15min:

B. S. LIU, Department of Chemistry, Tianjin University Tianjin 300072, P.R. China and Department of Chemistry, The University of Hong Kong, Pokfulam Road, Hong Kong; J. W-H. LEUNG, LING LI AND A. S-C. CHEUNG, Department of Chemistry, The University of Hong Kong, Pokfulam Road, Hong Kong; C. T. AU, Department of Chemistry and Center for Surface Analysis and Research, Hong Kong Baptist University, Kowloon Tong, Hong Kong.

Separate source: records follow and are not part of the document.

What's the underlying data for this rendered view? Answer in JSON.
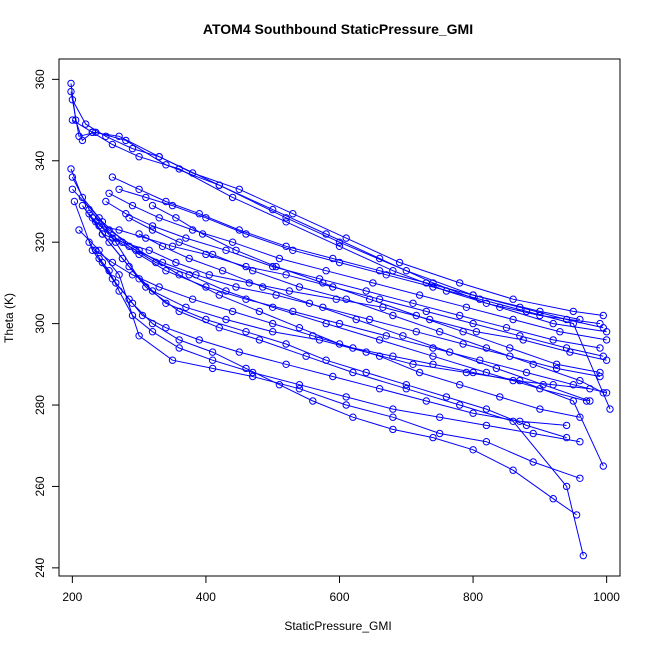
{
  "chart_data": {
    "type": "line",
    "title": "ATOM4 Southbound StaticPressure_GMI",
    "xlabel": "StaticPressure_GMI",
    "ylabel": "Theta (K)",
    "xlim": [
      180,
      1020
    ],
    "ylim": [
      238,
      365
    ],
    "xticks": [
      200,
      400,
      600,
      800,
      1000
    ],
    "yticks": [
      240,
      260,
      280,
      300,
      320,
      340,
      360
    ],
    "color": "#0000ff",
    "marker": "open-circle",
    "grid": false,
    "legend": "none",
    "series": [
      {
        "x": [
          198,
          205,
          215,
          230,
          270,
          330,
          420,
          520,
          600,
          700,
          800,
          900,
          960
        ],
        "y": [
          359,
          350,
          345,
          347,
          346,
          341,
          334,
          326,
          320,
          313,
          307,
          303,
          301
        ]
      },
      {
        "x": [
          198,
          210,
          235,
          280,
          340,
          420,
          500,
          580,
          660,
          740,
          820,
          900,
          990
        ],
        "y": [
          357,
          346,
          347,
          345,
          339,
          334,
          328,
          322,
          316,
          310,
          305,
          302,
          300
        ]
      },
      {
        "x": [
          200,
          220,
          250,
          290,
          330,
          380,
          450,
          530,
          610,
          690,
          780,
          860,
          950,
          995
        ],
        "y": [
          355,
          349,
          346,
          343,
          341,
          337,
          333,
          327,
          321,
          315,
          310,
          306,
          303,
          302
        ]
      },
      {
        "x": [
          200,
          230,
          260,
          300,
          360,
          440,
          520,
          600,
          680,
          760,
          840,
          920,
          1000
        ],
        "y": [
          350,
          347,
          344,
          341,
          338,
          331,
          325,
          319,
          313,
          308,
          304,
          300,
          298
        ]
      },
      {
        "x": [
          198,
          215,
          245,
          285,
          325,
          375,
          430,
          500,
          580,
          660,
          740,
          820,
          900,
          970
        ],
        "y": [
          338,
          331,
          325,
          319,
          315,
          312,
          308,
          304,
          300,
          296,
          292,
          288,
          284,
          281
        ]
      },
      {
        "x": [
          200,
          225,
          255,
          300,
          360,
          420,
          480,
          540,
          600,
          660,
          720,
          780,
          840,
          900,
          960
        ],
        "y": [
          336,
          328,
          323,
          318,
          312,
          307,
          303,
          299,
          295,
          292,
          288,
          285,
          282,
          279,
          277
        ]
      },
      {
        "x": [
          200,
          240,
          265,
          300,
          340,
          400,
          460,
          520,
          580,
          640,
          700,
          760,
          820,
          880,
          940
        ],
        "y": [
          333,
          326,
          320,
          311,
          305,
          301,
          298,
          295,
          291,
          288,
          285,
          282,
          279,
          275,
          272
        ]
      },
      {
        "x": [
          203,
          230,
          260,
          290,
          320,
          360,
          410,
          460,
          510,
          560,
          620,
          680,
          740,
          800,
          860,
          920,
          955
        ],
        "y": [
          330,
          318,
          311,
          305,
          300,
          296,
          293,
          289,
          285,
          281,
          277,
          274,
          272,
          269,
          264,
          257,
          253
        ]
      },
      {
        "x": [
          210,
          240,
          270,
          300,
          350,
          410,
          470,
          540,
          610,
          680,
          750,
          820,
          890,
          960
        ],
        "y": [
          323,
          318,
          312,
          297,
          291,
          289,
          287,
          284,
          280,
          277,
          273,
          271,
          266,
          262
        ]
      },
      {
        "x": [
          215,
          245,
          275,
          310,
          360,
          420,
          480,
          550,
          620,
          700,
          780,
          860,
          940,
          965
        ],
        "y": [
          329,
          322,
          316,
          309,
          303,
          299,
          296,
          292,
          288,
          284,
          280,
          276,
          260,
          243
        ]
      },
      {
        "x": [
          225,
          255,
          285,
          320,
          370,
          430,
          500,
          570,
          640,
          710,
          790,
          870,
          950,
          995
        ],
        "y": [
          327,
          320,
          314,
          308,
          304,
          301,
          298,
          296,
          293,
          290,
          288,
          286,
          281,
          265
        ]
      },
      {
        "x": [
          230,
          260,
          300,
          340,
          400,
          460,
          530,
          600,
          670,
          740,
          810,
          880,
          950,
          1000
        ],
        "y": [
          326,
          321,
          317,
          313,
          309,
          306,
          303,
          300,
          297,
          294,
          291,
          288,
          285,
          283
        ]
      },
      {
        "x": [
          235,
          265,
          295,
          335,
          385,
          445,
          505,
          575,
          645,
          715,
          785,
          855,
          925,
          990
        ],
        "y": [
          325,
          321,
          318,
          315,
          312,
          309,
          307,
          304,
          301,
          298,
          295,
          292,
          289,
          287
        ]
      },
      {
        "x": [
          240,
          270,
          310,
          350,
          400,
          460,
          520,
          590,
          660,
          730,
          800,
          870,
          940,
          995
        ],
        "y": [
          324,
          323,
          321,
          319,
          317,
          314,
          312,
          309,
          306,
          303,
          300,
          297,
          294,
          292
        ]
      },
      {
        "x": [
          245,
          275,
          315,
          355,
          405,
          465,
          525,
          595,
          665,
          735,
          805,
          875,
          945,
          1000
        ],
        "y": [
          322,
          320,
          318,
          315,
          312,
          310,
          308,
          306,
          304,
          301,
          298,
          296,
          293,
          291
        ]
      },
      {
        "x": [
          250,
          280,
          320,
          370,
          430,
          500,
          570,
          640,
          710,
          780,
          850,
          920,
          990
        ],
        "y": [
          330,
          327,
          324,
          321,
          318,
          314,
          311,
          308,
          305,
          302,
          299,
          296,
          294
        ]
      },
      {
        "x": [
          255,
          290,
          330,
          380,
          440,
          510,
          580,
          650,
          720,
          790,
          860,
          930,
          1000
        ],
        "y": [
          332,
          329,
          326,
          323,
          320,
          316,
          313,
          310,
          307,
          304,
          301,
          298,
          296
        ]
      },
      {
        "x": [
          260,
          300,
          340,
          390,
          450,
          520,
          590,
          660,
          730,
          800,
          870,
          940,
          995
        ],
        "y": [
          336,
          333,
          330,
          327,
          323,
          319,
          316,
          313,
          310,
          307,
          304,
          301,
          299
        ]
      },
      {
        "x": [
          270,
          310,
          350,
          400,
          460,
          530,
          600,
          670,
          740,
          810,
          880,
          950,
          1005
        ],
        "y": [
          333,
          331,
          329,
          326,
          322,
          318,
          315,
          312,
          309,
          306,
          303,
          300,
          279
        ]
      },
      {
        "x": [
          285,
          320,
          360,
          410,
          470,
          540,
          610,
          680,
          750,
          820,
          890,
          960,
          995
        ],
        "y": [
          326,
          323,
          320,
          317,
          313,
          309,
          306,
          302,
          298,
          294,
          290,
          286,
          283
        ]
      },
      {
        "x": [
          300,
          335,
          375,
          425,
          485,
          555,
          625,
          695,
          765,
          835,
          905,
          975
        ],
        "y": [
          322,
          319,
          316,
          313,
          309,
          305,
          301,
          297,
          293,
          289,
          285,
          281
        ]
      },
      {
        "x": [
          320,
          355,
          395,
          445,
          505,
          575,
          645,
          715,
          785,
          855,
          925,
          990
        ],
        "y": [
          329,
          326,
          322,
          318,
          314,
          310,
          306,
          302,
          298,
          294,
          290,
          288
        ]
      },
      {
        "x": [
          240,
          255,
          270,
          290,
          320,
          360,
          410,
          470,
          540,
          610,
          680,
          750,
          820,
          890,
          960
        ],
        "y": [
          316,
          313,
          308,
          302,
          298,
          294,
          291,
          288,
          285,
          282,
          279,
          277,
          275,
          273,
          271
        ]
      },
      {
        "x": [
          225,
          245,
          265,
          285,
          305,
          340,
          390,
          450,
          520,
          590,
          660,
          730,
          800,
          870,
          940
        ],
        "y": [
          320,
          315,
          310,
          306,
          302,
          299,
          296,
          293,
          290,
          287,
          284,
          281,
          278,
          276,
          275
        ]
      },
      {
        "x": [
          235,
          260,
          290,
          330,
          380,
          440,
          500,
          560,
          620,
          680,
          740,
          800,
          860,
          920,
          975
        ],
        "y": [
          318,
          315,
          312,
          309,
          306,
          303,
          300,
          297,
          294,
          292,
          290,
          288,
          286,
          285,
          284
        ]
      }
    ]
  }
}
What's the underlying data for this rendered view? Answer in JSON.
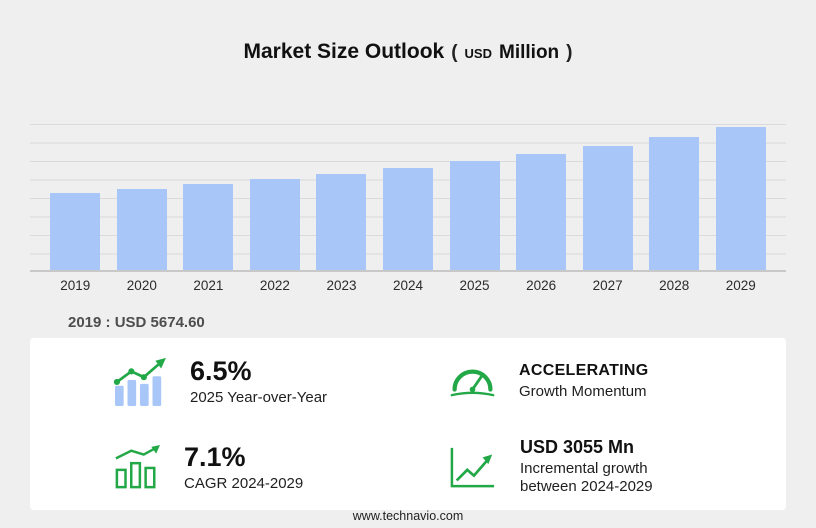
{
  "colors": {
    "accent_green": "#22a847",
    "bar_blue": "#a9c6f8",
    "background": "#efefef",
    "card_background": "#ffffff"
  },
  "header": {
    "title": "Market Size Outlook",
    "unit_open": "(",
    "unit_currency": "USD",
    "unit_label": "Million",
    "unit_close": ")"
  },
  "chart_data": {
    "type": "bar",
    "title": "Market Size Outlook (USD Million)",
    "xlabel": "",
    "ylabel": "",
    "categories": [
      "2019",
      "2020",
      "2021",
      "2022",
      "2023",
      "2024",
      "2025",
      "2026",
      "2027",
      "2028",
      "2029"
    ],
    "values": [
      5674.6,
      5980,
      6330,
      6700,
      7090,
      7560,
      8050,
      8570,
      9180,
      9830,
      10615
    ],
    "ylim": [
      0,
      10800
    ],
    "grid": true,
    "legend": "none",
    "bar_color": "#a9c6f8",
    "annotation": "2019 : USD  5674.60"
  },
  "annotation": {
    "base_year_value": "2019 : USD  5674.60"
  },
  "stats": [
    {
      "icon": "yoy-bar-chart-icon",
      "value": "6.5%",
      "label": "2025 Year-over-Year"
    },
    {
      "icon": "speedometer-icon",
      "value": "ACCELERATING",
      "label": "Growth Momentum"
    },
    {
      "icon": "cagr-chart-icon",
      "value": "7.1%",
      "label": "CAGR 2024-2029"
    },
    {
      "icon": "incremental-growth-icon",
      "value": "USD 3055 Mn",
      "label": "Incremental growth between 2024-2029"
    }
  ],
  "footer": {
    "url": "www.technavio.com"
  }
}
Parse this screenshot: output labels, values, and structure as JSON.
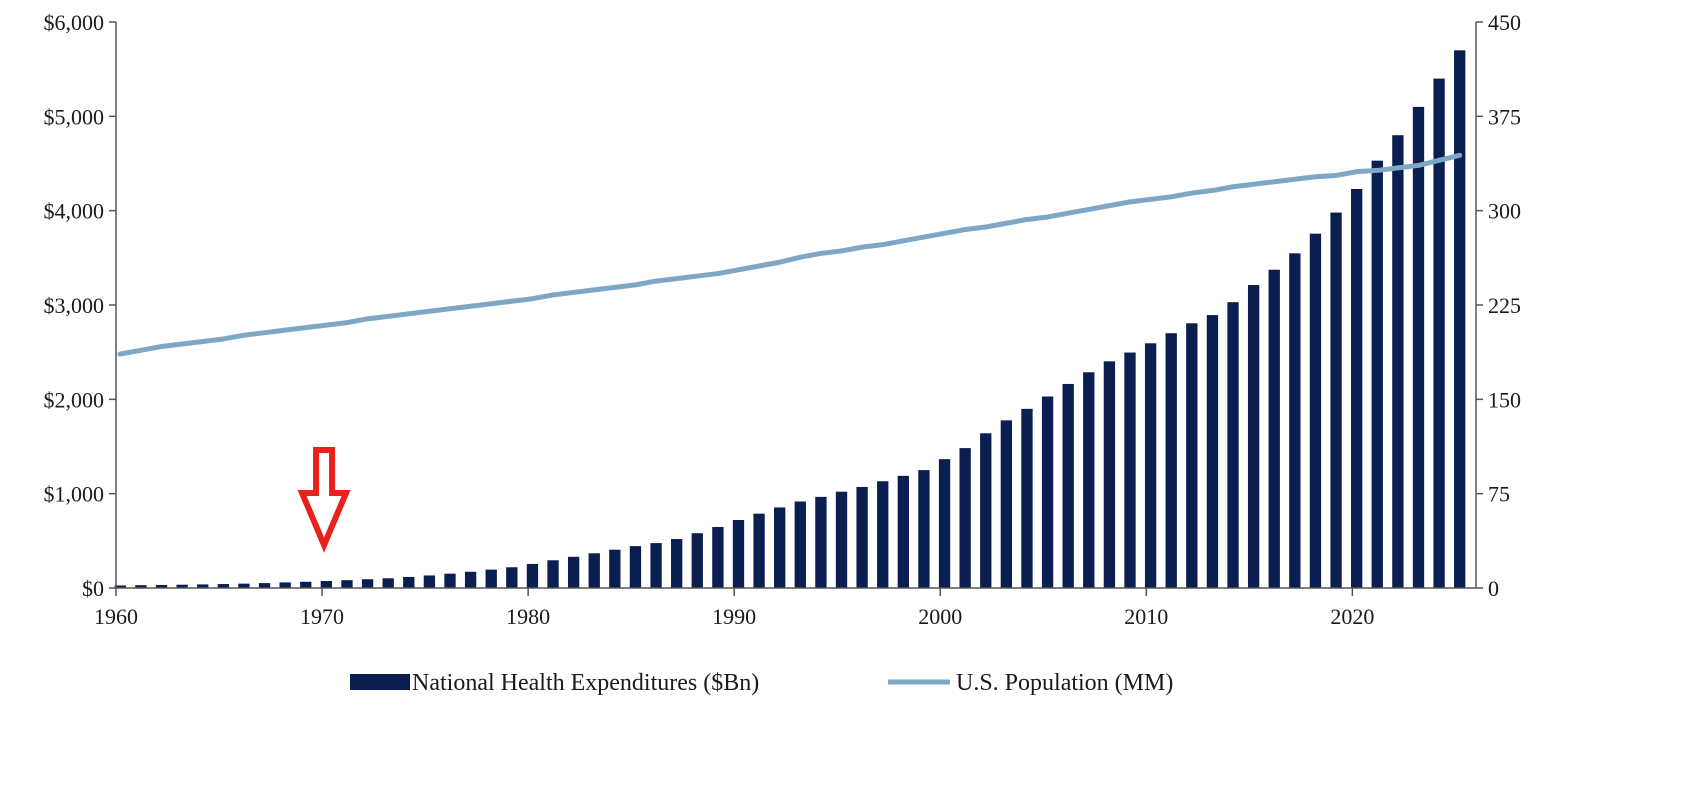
{
  "chart_data": {
    "type": "bar",
    "x": [
      1960,
      1961,
      1962,
      1963,
      1964,
      1965,
      1966,
      1967,
      1968,
      1969,
      1970,
      1971,
      1972,
      1973,
      1974,
      1975,
      1976,
      1977,
      1978,
      1979,
      1980,
      1981,
      1982,
      1983,
      1984,
      1985,
      1986,
      1987,
      1988,
      1989,
      1990,
      1991,
      1992,
      1993,
      1994,
      1995,
      1996,
      1997,
      1998,
      1999,
      2000,
      2001,
      2002,
      2003,
      2004,
      2005,
      2006,
      2007,
      2008,
      2009,
      2010,
      2011,
      2012,
      2013,
      2014,
      2015,
      2016,
      2017,
      2018,
      2019,
      2020,
      2021,
      2022,
      2023,
      2024,
      2025
    ],
    "xlim": [
      1960,
      2026
    ],
    "x_ticks": [
      1960,
      1970,
      1980,
      1990,
      2000,
      2010,
      2020
    ],
    "x_tick_labels": [
      "1960",
      "1970",
      "1980",
      "1990",
      "2000",
      "2010",
      "2020"
    ],
    "y_left": {
      "lim": [
        0,
        6000
      ],
      "ticks": [
        0,
        1000,
        2000,
        3000,
        4000,
        5000,
        6000
      ],
      "tick_labels": [
        "$0",
        "$1,000",
        "$2,000",
        "$3,000",
        "$4,000",
        "$5,000",
        "$6,000"
      ]
    },
    "y_right": {
      "lim": [
        0,
        450
      ],
      "ticks": [
        0,
        75,
        150,
        225,
        300,
        375,
        450
      ],
      "tick_labels": [
        "0",
        "75",
        "150",
        "225",
        "300",
        "375",
        "450"
      ]
    },
    "series": [
      {
        "name": "National Health Expenditures ($Bn)",
        "type": "bar",
        "axis": "left",
        "color": "#0a1f4f",
        "values": [
          27,
          30,
          32,
          35,
          38,
          42,
          46,
          52,
          59,
          66,
          74,
          83,
          93,
          103,
          117,
          133,
          152,
          172,
          195,
          220,
          255,
          294,
          331,
          368,
          406,
          444,
          476,
          519,
          581,
          647,
          721,
          788,
          854,
          917,
          966,
          1021,
          1071,
          1132,
          1189,
          1250,
          1366,
          1483,
          1640,
          1777,
          1899,
          2030,
          2163,
          2287,
          2403,
          2496,
          2594,
          2701,
          2806,
          2893,
          3030,
          3212,
          3374,
          3548,
          3756,
          3980,
          4230,
          4530,
          4800,
          5100,
          5400,
          5700
        ]
      },
      {
        "name": "U.S. Population (MM)",
        "type": "line",
        "axis": "right",
        "color": "#7ea7c6",
        "values": [
          186,
          189,
          192,
          194,
          196,
          198,
          201,
          203,
          205,
          207,
          209,
          211,
          214,
          216,
          218,
          220,
          222,
          224,
          226,
          228,
          230,
          233,
          235,
          237,
          239,
          241,
          244,
          246,
          248,
          250,
          253,
          256,
          259,
          263,
          266,
          268,
          271,
          273,
          276,
          279,
          282,
          285,
          287,
          290,
          293,
          295,
          298,
          301,
          304,
          307,
          309,
          311,
          314,
          316,
          319,
          321,
          323,
          325,
          327,
          328,
          331,
          332,
          334,
          336,
          340,
          344
        ]
      }
    ],
    "annotations": [
      {
        "type": "arrow",
        "direction": "down",
        "color": "#e8211c",
        "at_x": 1970
      }
    ],
    "legend": {
      "position": "bottom"
    },
    "grid": false
  }
}
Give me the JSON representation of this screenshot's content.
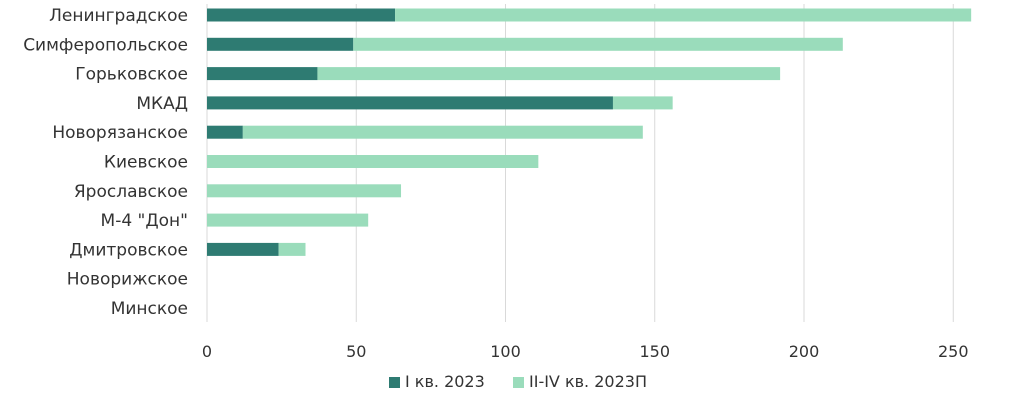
{
  "chart_data": {
    "type": "bar",
    "orientation": "horizontal",
    "stacked": true,
    "categories": [
      "Ленинградское",
      "Симферопольское",
      "Горьковское",
      "МКАД",
      "Новорязанское",
      "Киевское",
      "Ярославское",
      "М-4 \"Дон\"",
      "Дмитровское",
      "Новорижское",
      "Минское"
    ],
    "series": [
      {
        "name": "I кв. 2023",
        "color": "#2e7b72",
        "values": [
          63,
          49,
          37,
          136,
          12,
          0,
          0,
          0,
          24,
          0,
          0
        ]
      },
      {
        "name": "II-IV кв. 2023П",
        "color": "#9adcbb",
        "values": [
          193,
          164,
          155,
          20,
          134,
          111,
          65,
          54,
          9,
          0,
          0
        ]
      }
    ],
    "xticks": [
      "0",
      "50",
      "100",
      "150",
      "200",
      "250"
    ],
    "xlim": [
      0,
      260
    ],
    "grid": true,
    "legend": "bottom"
  }
}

The catalytic reaction of CO₂ reforming of CH₄ produces synthesis gas (CO and H₂), which is useful as a feedstock for many industrial processes. In the past few years, many transition metal-based catalysts have been investigated but the major problems reported were catalytic deactivation due to carbon deposition and low yield. We studied the CH₄/CO₂ reforming over La₂NiO₄ and 10%NiO/CeO₂-La₂O₃ catalysts under the condition of supersonic jet expansion via direct monitoring of the change in reactants (CH₄ and CO₂), product (CO) and side-product (H₂O) using the sensitive technique of cavity ring-down spectroscopy. Vibration-rotational absorption lines of CH₄, H₂O, CO₂ and CO molecules were recorded in the near infrared spectral region. We found that La₂NiO₄ is superior to 10%NiO/CeO₂-La₂O₃ in performance. We have also investigated the associated reverse water-gas shift (RWGS) reaction, which affects significantly the H₂/CO product ratio, over the catalysts during CH₄/CO₂ reforming. Our results indicated that the RWGS reaction promoted the conversion of CO₂ and decreased the partial pressure of hydrogen. By proper adjustment of the pressure of the reaction system, it is possible to suppress the occurrence of RWGS reaction and increase the selectivity of CH₄/CO₂ reforming.